The time Rodney Dangerfield bombed in Utah

The time Rodney Dangerfield bombed in Utah

The Utah Jazz have been sold, ending the 35-year stewardship of the franchise by the Miller family. It is the end of a long chapter in NBA ownership history, but it shall not end without a true story about a funny thing that happened one night in Salt Lake City.

During the 1995-96 Western Conference Finals between the Jazz and the Seattle SuperSonics, somebody in the Jazz organization came up with the idea of bringing in comedian Rodney Dangerfield to entertain the crowd during a TV timeout.

Dangerfield, known for his off-color “I get no respect” humor, was a nightly performer one state over in Nevada.

But let’s just say that the cultural differences between Utah and Nevada are significant. Anyway, during a timeout, Dangerfield got up from his courtside seat and started telling jokes about his wife. And in a crowd filled with families, many of them from the Church of Latter Day Saints, the act backfired.

It may have been the only time in Dangerfield’s career that be bombed quite so badly. Taking it all in from his usual courtside seat with a frown on his face was family patriarch Larry Miller, whose ownership of the Jazz was eventually passed to his son, Greg. (The elder Miller actually had his own cubicle in the Utah locker room, not far from those of John Stockton and Karl Malone).

“That went over like a lead balloon,” an NBA spokesman, long since departed, lamented in a Salt Lake City watering hole later that night. 

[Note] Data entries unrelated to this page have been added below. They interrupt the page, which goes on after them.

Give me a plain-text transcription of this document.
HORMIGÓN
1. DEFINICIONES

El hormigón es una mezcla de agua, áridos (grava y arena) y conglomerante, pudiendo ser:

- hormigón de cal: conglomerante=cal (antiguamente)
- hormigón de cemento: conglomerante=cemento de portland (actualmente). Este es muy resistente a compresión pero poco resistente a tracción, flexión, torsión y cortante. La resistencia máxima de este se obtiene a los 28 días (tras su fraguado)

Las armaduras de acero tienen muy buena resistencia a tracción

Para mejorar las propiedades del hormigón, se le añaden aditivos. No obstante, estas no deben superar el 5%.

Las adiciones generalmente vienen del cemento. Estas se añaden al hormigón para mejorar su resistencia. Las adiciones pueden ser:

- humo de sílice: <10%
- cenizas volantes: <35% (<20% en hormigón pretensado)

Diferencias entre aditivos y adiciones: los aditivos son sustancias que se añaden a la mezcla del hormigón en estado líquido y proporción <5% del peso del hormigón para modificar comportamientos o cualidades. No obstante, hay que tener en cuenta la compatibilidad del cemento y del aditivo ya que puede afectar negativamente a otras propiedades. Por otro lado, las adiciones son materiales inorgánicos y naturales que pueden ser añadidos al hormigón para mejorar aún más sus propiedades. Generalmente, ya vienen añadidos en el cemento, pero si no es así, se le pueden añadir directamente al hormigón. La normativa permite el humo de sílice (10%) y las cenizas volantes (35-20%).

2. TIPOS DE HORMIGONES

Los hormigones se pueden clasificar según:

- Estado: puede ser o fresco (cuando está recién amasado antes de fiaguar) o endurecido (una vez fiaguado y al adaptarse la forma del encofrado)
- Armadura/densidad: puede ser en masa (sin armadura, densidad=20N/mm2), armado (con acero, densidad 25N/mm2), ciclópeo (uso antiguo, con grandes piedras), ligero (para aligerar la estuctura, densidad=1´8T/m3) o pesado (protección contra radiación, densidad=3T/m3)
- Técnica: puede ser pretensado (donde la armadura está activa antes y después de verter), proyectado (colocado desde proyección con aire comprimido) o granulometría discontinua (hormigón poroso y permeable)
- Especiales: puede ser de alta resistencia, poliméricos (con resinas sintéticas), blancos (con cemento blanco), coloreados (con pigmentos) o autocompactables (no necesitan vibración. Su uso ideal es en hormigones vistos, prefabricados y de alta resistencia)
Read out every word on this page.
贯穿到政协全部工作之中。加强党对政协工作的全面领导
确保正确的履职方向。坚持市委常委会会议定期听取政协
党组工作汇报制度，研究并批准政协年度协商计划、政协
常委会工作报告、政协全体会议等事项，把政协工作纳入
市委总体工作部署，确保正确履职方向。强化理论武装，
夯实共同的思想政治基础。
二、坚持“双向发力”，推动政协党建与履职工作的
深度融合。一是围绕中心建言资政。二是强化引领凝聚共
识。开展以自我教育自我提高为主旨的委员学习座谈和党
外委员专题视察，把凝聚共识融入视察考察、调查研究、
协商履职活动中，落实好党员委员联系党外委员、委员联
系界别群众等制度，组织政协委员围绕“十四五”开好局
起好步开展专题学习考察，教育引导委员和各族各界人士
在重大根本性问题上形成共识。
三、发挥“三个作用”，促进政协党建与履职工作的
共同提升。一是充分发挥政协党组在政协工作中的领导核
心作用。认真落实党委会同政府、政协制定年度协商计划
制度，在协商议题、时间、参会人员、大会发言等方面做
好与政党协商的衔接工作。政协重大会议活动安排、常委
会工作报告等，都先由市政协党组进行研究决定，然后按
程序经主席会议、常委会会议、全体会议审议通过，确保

It is a true story that will not go untold after the NBA Board of Governors on Thursday approved the sale of the franchise to Ryan Smith, founder and executive chairman of Qualtrics, for a reported $1.66 billion.

“Ryan Smith is a forward-thinking, community-minded entrepreneur and business leader who will be a fantastic addition to our league,” said NBA Commissioner Adam Silver said in a statement.  “As a life-long fan of the Utah Jazz and more recently as one of their key marketing partners, Ryan has demonstrated his deep commitment to the Jazz and the Utah community and there’s no doubt he will bring that same level of dedication to the operation of the team.  We are also extraordinarily appreciative of Gail Miller, Greg Miller and the Miller family for 35 years of outstanding leadership and service and, on behalf of the entire NBA, thank them for always running a first-class organization in every way.”